«Und in zehn Jahren müssen wir dann die UBS retten. Ich fürchte einfach, dass dies eintreffen wird.» Das sagte vor ein paar Wochen ein nicht ganz unbekannter Bundesparlamentarier im vertraulichen Gespräch noch unter dem Eindruck des «Shotgun Wedding» zwischen der UBS und der Credit Suisse. Die Aussage war frei von irgendwelcher Ironie und Politiker-Geflunker.

Blick zurück, Herbst 2008. Nach der Rettung der UBS in der Finanzkrise war der einhellige Tenor in der Öffentlichkeit noch so: «Nie wieder!» Gefordert wurden vom Gesetzgeber eine zackige Einführung von Regeln zur Verhinderung eines ungeordneten Ausfalls einer systemrelevanten Bank.

Was sagen uns die zwei Zitate, die 15 Jahre auseinanderliegen, aber in einem vergleichbaren Umfeld geäussert wurden? Ein Wandel von Empörung und Wut - hin zu Frustration, gar zum Fatalismus?

Es bleibt auch fünf Monate nach dem UBS-CS-Deal zumindest eine geballte Portion Desillusionierung. Die jahrelang mühevoll ausgearbeiteten «Too big to fail»-Regeln kamen bei der Credit Suisse gar nicht zur Anwendung. Sie entsprachen nicht den Realitäten an den Märkten und wirken im Nachhinein wie eine Burleske. Die Hauruckmassnahmen unter Beibezug von nebulösem Notrecht hinterlassen ein überaus schlechtes Gewissen bei allen Verantwortlichen. Wahlweise wird die Schuld beim Ausbleiben von frühen Rettungsmassnahme bei der Finma, bei der SNB, beim Finanzdepartement gesucht - oder bei allen zusammen.

Kurz: Die Schweiz und ihr Finanzplatz haben den Untergang der Credit Suisse längst nicht verarbeitet.
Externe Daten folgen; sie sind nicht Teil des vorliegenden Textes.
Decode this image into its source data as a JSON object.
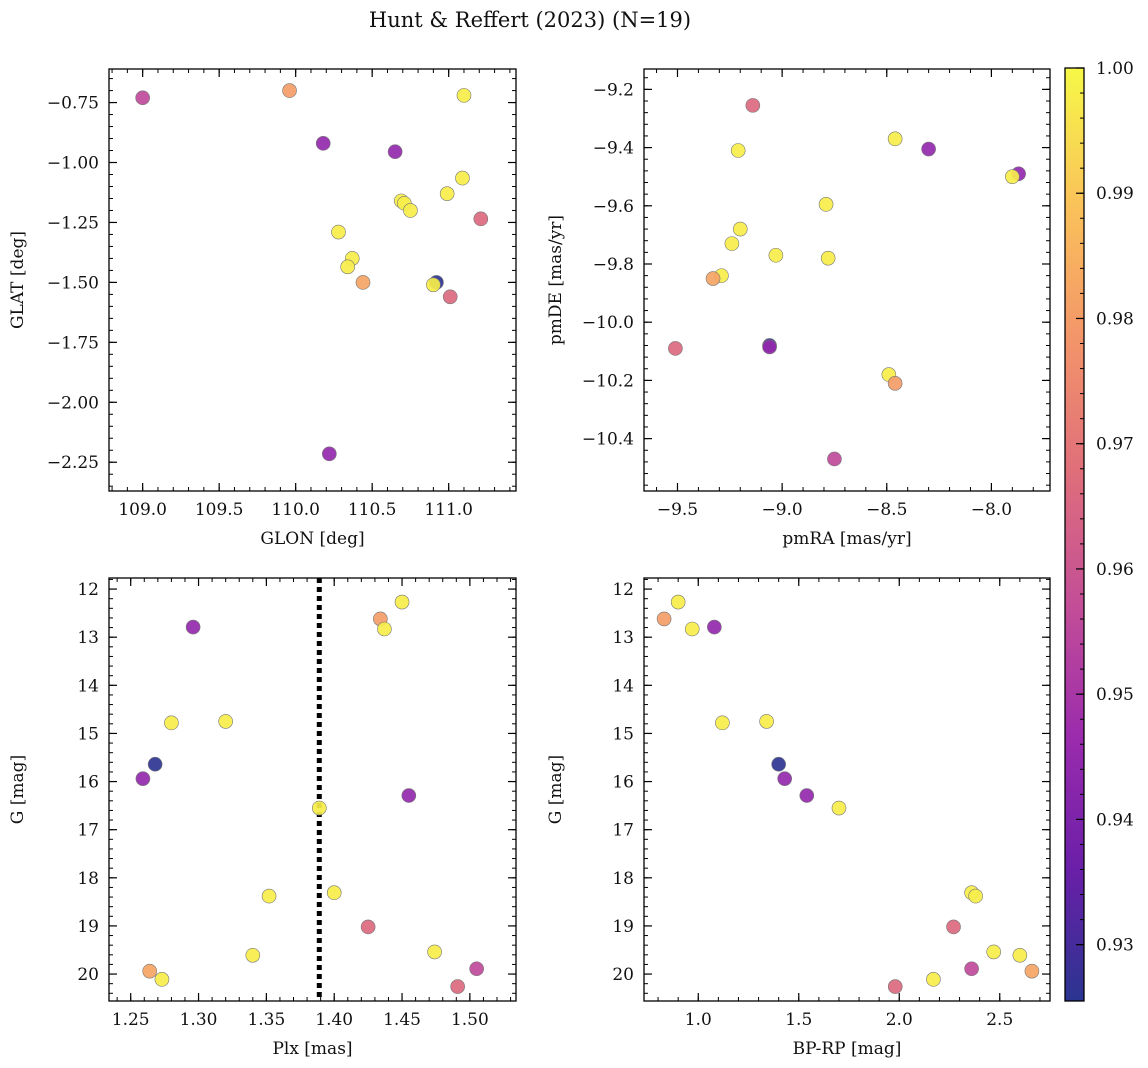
{
  "figure": {
    "title": "Hunt & Reffert (2023) (N=19)"
  },
  "colorbar": {
    "colormap": "plasma",
    "vmin": 0.9255,
    "vmax": 1.0,
    "ticks": [
      0.93,
      0.94,
      0.95,
      0.96,
      0.97,
      0.98,
      0.99,
      1.0
    ],
    "tick_labels": [
      "0.93",
      "0.94",
      "0.95",
      "0.96",
      "0.97",
      "0.98",
      "0.99",
      "1.00"
    ]
  },
  "chart_data": [
    {
      "type": "scatter",
      "xlabel": "GLON [deg]",
      "ylabel": "GLAT [deg]",
      "xlim": [
        108.78,
        111.44
      ],
      "ylim": [
        -2.37,
        -0.61
      ],
      "y_inverted": false,
      "xticks": [
        109.0,
        109.5,
        110.0,
        110.5,
        111.0
      ],
      "xtick_labels": [
        "109.0",
        "109.5",
        "110.0",
        "110.5",
        "111.0"
      ],
      "yticks": [
        -0.75,
        -1.0,
        -1.25,
        -1.5,
        -1.75,
        -2.0,
        -2.25
      ],
      "ytick_labels": [
        "−0.75",
        "−1.00",
        "−1.25",
        "−1.50",
        "−1.75",
        "−2.00",
        "−2.25"
      ],
      "points": [
        {
          "x": 109.0,
          "y": -0.73,
          "c": 0.956
        },
        {
          "x": 109.96,
          "y": -0.7,
          "c": 0.98
        },
        {
          "x": 110.18,
          "y": -0.92,
          "c": 0.945
        },
        {
          "x": 110.65,
          "y": -0.955,
          "c": 0.945
        },
        {
          "x": 111.1,
          "y": -0.72,
          "c": 0.998
        },
        {
          "x": 111.09,
          "y": -1.065,
          "c": 0.998
        },
        {
          "x": 110.99,
          "y": -1.13,
          "c": 0.998
        },
        {
          "x": 110.69,
          "y": -1.16,
          "c": 0.998
        },
        {
          "x": 110.71,
          "y": -1.17,
          "c": 0.998
        },
        {
          "x": 110.75,
          "y": -1.2,
          "c": 0.998
        },
        {
          "x": 111.21,
          "y": -1.235,
          "c": 0.966
        },
        {
          "x": 110.28,
          "y": -1.29,
          "c": 0.998
        },
        {
          "x": 110.37,
          "y": -1.4,
          "c": 0.998
        },
        {
          "x": 110.34,
          "y": -1.435,
          "c": 0.998
        },
        {
          "x": 110.44,
          "y": -1.5,
          "c": 0.982
        },
        {
          "x": 110.92,
          "y": -1.5,
          "c": 0.926
        },
        {
          "x": 110.9,
          "y": -1.51,
          "c": 0.998
        },
        {
          "x": 111.01,
          "y": -1.56,
          "c": 0.966
        },
        {
          "x": 110.22,
          "y": -2.215,
          "c": 0.945
        }
      ]
    },
    {
      "type": "scatter",
      "xlabel": "pmRA [mas/yr]",
      "ylabel": "pmDE [mas/yr]",
      "xlim": [
        -9.66,
        -7.72
      ],
      "ylim": [
        -10.58,
        -9.13
      ],
      "y_inverted": false,
      "xticks": [
        -9.5,
        -9.0,
        -8.5,
        -8.0
      ],
      "xtick_labels": [
        "−9.5",
        "−9.0",
        "−8.5",
        "−8.0"
      ],
      "yticks": [
        -9.2,
        -9.4,
        -9.6,
        -9.8,
        -10.0,
        -10.2,
        -10.4
      ],
      "ytick_labels": [
        "−9.2",
        "−9.4",
        "−9.6",
        "−9.8",
        "−10.0",
        "−10.2",
        "−10.4"
      ],
      "points": [
        {
          "x": -9.14,
          "y": -9.255,
          "c": 0.966
        },
        {
          "x": -8.46,
          "y": -9.37,
          "c": 0.998
        },
        {
          "x": -8.3,
          "y": -9.405,
          "c": 0.945
        },
        {
          "x": -9.21,
          "y": -9.41,
          "c": 0.998
        },
        {
          "x": -7.87,
          "y": -9.49,
          "c": 0.945
        },
        {
          "x": -7.9,
          "y": -9.5,
          "c": 0.998
        },
        {
          "x": -8.79,
          "y": -9.595,
          "c": 0.998
        },
        {
          "x": -9.2,
          "y": -9.68,
          "c": 0.998
        },
        {
          "x": -9.24,
          "y": -9.73,
          "c": 0.998
        },
        {
          "x": -9.03,
          "y": -9.77,
          "c": 0.998
        },
        {
          "x": -8.78,
          "y": -9.78,
          "c": 0.998
        },
        {
          "x": -9.29,
          "y": -9.84,
          "c": 0.998
        },
        {
          "x": -9.33,
          "y": -9.85,
          "c": 0.982
        },
        {
          "x": -9.06,
          "y": -10.08,
          "c": 0.926
        },
        {
          "x": -9.06,
          "y": -10.085,
          "c": 0.945
        },
        {
          "x": -9.51,
          "y": -10.09,
          "c": 0.966
        },
        {
          "x": -8.49,
          "y": -10.18,
          "c": 0.998
        },
        {
          "x": -8.46,
          "y": -10.21,
          "c": 0.98
        },
        {
          "x": -8.75,
          "y": -10.47,
          "c": 0.956
        }
      ]
    },
    {
      "type": "scatter",
      "xlabel": "Plx [mas]",
      "ylabel": "G [mag]",
      "xlim": [
        1.234,
        1.534
      ],
      "ylim": [
        20.56,
        11.77
      ],
      "y_inverted": true,
      "xticks": [
        1.25,
        1.3,
        1.35,
        1.4,
        1.45,
        1.5
      ],
      "xtick_labels": [
        "1.25",
        "1.30",
        "1.35",
        "1.40",
        "1.45",
        "1.50"
      ],
      "yticks": [
        12,
        13,
        14,
        15,
        16,
        17,
        18,
        19,
        20
      ],
      "ytick_labels": [
        "12",
        "13",
        "14",
        "15",
        "16",
        "17",
        "18",
        "19",
        "20"
      ],
      "vline_x": 1.389,
      "points": [
        {
          "x": 1.45,
          "y": 12.27,
          "c": 0.998
        },
        {
          "x": 1.434,
          "y": 12.62,
          "c": 0.98
        },
        {
          "x": 1.437,
          "y": 12.83,
          "c": 0.998
        },
        {
          "x": 1.296,
          "y": 12.79,
          "c": 0.945
        },
        {
          "x": 1.28,
          "y": 14.78,
          "c": 0.998
        },
        {
          "x": 1.32,
          "y": 14.75,
          "c": 0.998
        },
        {
          "x": 1.268,
          "y": 15.64,
          "c": 0.926
        },
        {
          "x": 1.259,
          "y": 15.94,
          "c": 0.945
        },
        {
          "x": 1.455,
          "y": 16.29,
          "c": 0.945
        },
        {
          "x": 1.389,
          "y": 16.55,
          "c": 0.998
        },
        {
          "x": 1.4,
          "y": 18.31,
          "c": 0.998
        },
        {
          "x": 1.352,
          "y": 18.38,
          "c": 0.998
        },
        {
          "x": 1.425,
          "y": 19.02,
          "c": 0.966
        },
        {
          "x": 1.474,
          "y": 19.54,
          "c": 0.998
        },
        {
          "x": 1.34,
          "y": 19.61,
          "c": 0.998
        },
        {
          "x": 1.505,
          "y": 19.89,
          "c": 0.956
        },
        {
          "x": 1.264,
          "y": 19.94,
          "c": 0.982
        },
        {
          "x": 1.273,
          "y": 20.11,
          "c": 0.998
        },
        {
          "x": 1.491,
          "y": 20.26,
          "c": 0.966
        }
      ]
    },
    {
      "type": "scatter",
      "xlabel": "BP-RP [mag]",
      "ylabel": "G [mag]",
      "xlim": [
        0.73,
        2.75
      ],
      "ylim": [
        20.56,
        11.77
      ],
      "y_inverted": true,
      "xticks": [
        1.0,
        1.5,
        2.0,
        2.5
      ],
      "xtick_labels": [
        "1.0",
        "1.5",
        "2.0",
        "2.5"
      ],
      "yticks": [
        12,
        13,
        14,
        15,
        16,
        17,
        18,
        19,
        20
      ],
      "ytick_labels": [
        "12",
        "13",
        "14",
        "15",
        "16",
        "17",
        "18",
        "19",
        "20"
      ],
      "points": [
        {
          "x": 0.9,
          "y": 12.27,
          "c": 0.998
        },
        {
          "x": 0.83,
          "y": 12.62,
          "c": 0.98
        },
        {
          "x": 0.97,
          "y": 12.83,
          "c": 0.998
        },
        {
          "x": 1.08,
          "y": 12.79,
          "c": 0.945
        },
        {
          "x": 1.12,
          "y": 14.78,
          "c": 0.998
        },
        {
          "x": 1.34,
          "y": 14.75,
          "c": 0.998
        },
        {
          "x": 1.4,
          "y": 15.64,
          "c": 0.926
        },
        {
          "x": 1.43,
          "y": 15.94,
          "c": 0.945
        },
        {
          "x": 1.54,
          "y": 16.29,
          "c": 0.945
        },
        {
          "x": 1.7,
          "y": 16.55,
          "c": 0.998
        },
        {
          "x": 2.36,
          "y": 18.31,
          "c": 0.998
        },
        {
          "x": 2.38,
          "y": 18.38,
          "c": 0.998
        },
        {
          "x": 2.27,
          "y": 19.02,
          "c": 0.966
        },
        {
          "x": 2.47,
          "y": 19.54,
          "c": 0.998
        },
        {
          "x": 2.6,
          "y": 19.61,
          "c": 0.998
        },
        {
          "x": 2.36,
          "y": 19.89,
          "c": 0.956
        },
        {
          "x": 2.66,
          "y": 19.94,
          "c": 0.982
        },
        {
          "x": 2.17,
          "y": 20.11,
          "c": 0.998
        },
        {
          "x": 1.98,
          "y": 20.26,
          "c": 0.966
        }
      ]
    }
  ]
}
Und sie hat, konfrontiert mit dem neuen Mega-Klumpenrisiko für die Volkswirtschaft, noch überhaupt keine Ahnung, wie sie mit der Super-Bank umgehen soll. Man hat sich erstmal auf eine parlamentarische Untersuchungskommission verständigt. Aber was passiert dann? Ein paar Personal-Rochaden bei der Finma? Pflästerli-Politik à la bernoise. Die Eigenkapitalvorschriften künftig derart in die Höhe schrauben, dass die Bank das Weite sucht? Will man wohl eher auch nicht.

Als sicher kann gelten: Der Druck, dass die Behörden bei künftigen ähnlichen Fällen früher handeln müssen, wird in der Schweiz zweifellos zunehmen. Die USA lieferten bei der Krise der Silicon Valley Bank das Beispiel. Das Finanzministerium, die Notenbank und die Einlagensicherung schritten früh ein und gaben gemeinsam Garantien und vollständige Schutzzusicherung für die Kundeneinlagen von Banken ab. Man kann das gut finden - oder nicht. Denn schlechtes unternehmerisches Wirtschaften wird so natürlich nicht bestraft - und ein solches Einschreiten in die Märkte sendet die dümmsten Signale an systemrelevante Unternehmen. Dennoch drohen ordnungspolitische Sündenfälle von von Behörden und Notenbanken zum Normalfall zu werden.

Dann noch ein drittes Zitat: «Wir sind von der Schnelligkeit, mit der sich die Krise verschlechterte, überrascht worden.» Nein, diese Aussage wurde nicht an der Medienkonferenz vom 20. März 2023 bei der Zwangshochzeit UBS und Credit Suisse getätigt. Das Zitat stammt vom damaligen Bundespräsidenten Pascal Couchepin beim «Bailout» der UBS aus dem Jahr 2008. Die Schweiz hat zwar noch keine Ahnung, wie sie mit der neuen UBS umgehen soll. Aber ein drittes Mal will sie dieses Zitat nicht hören wollen.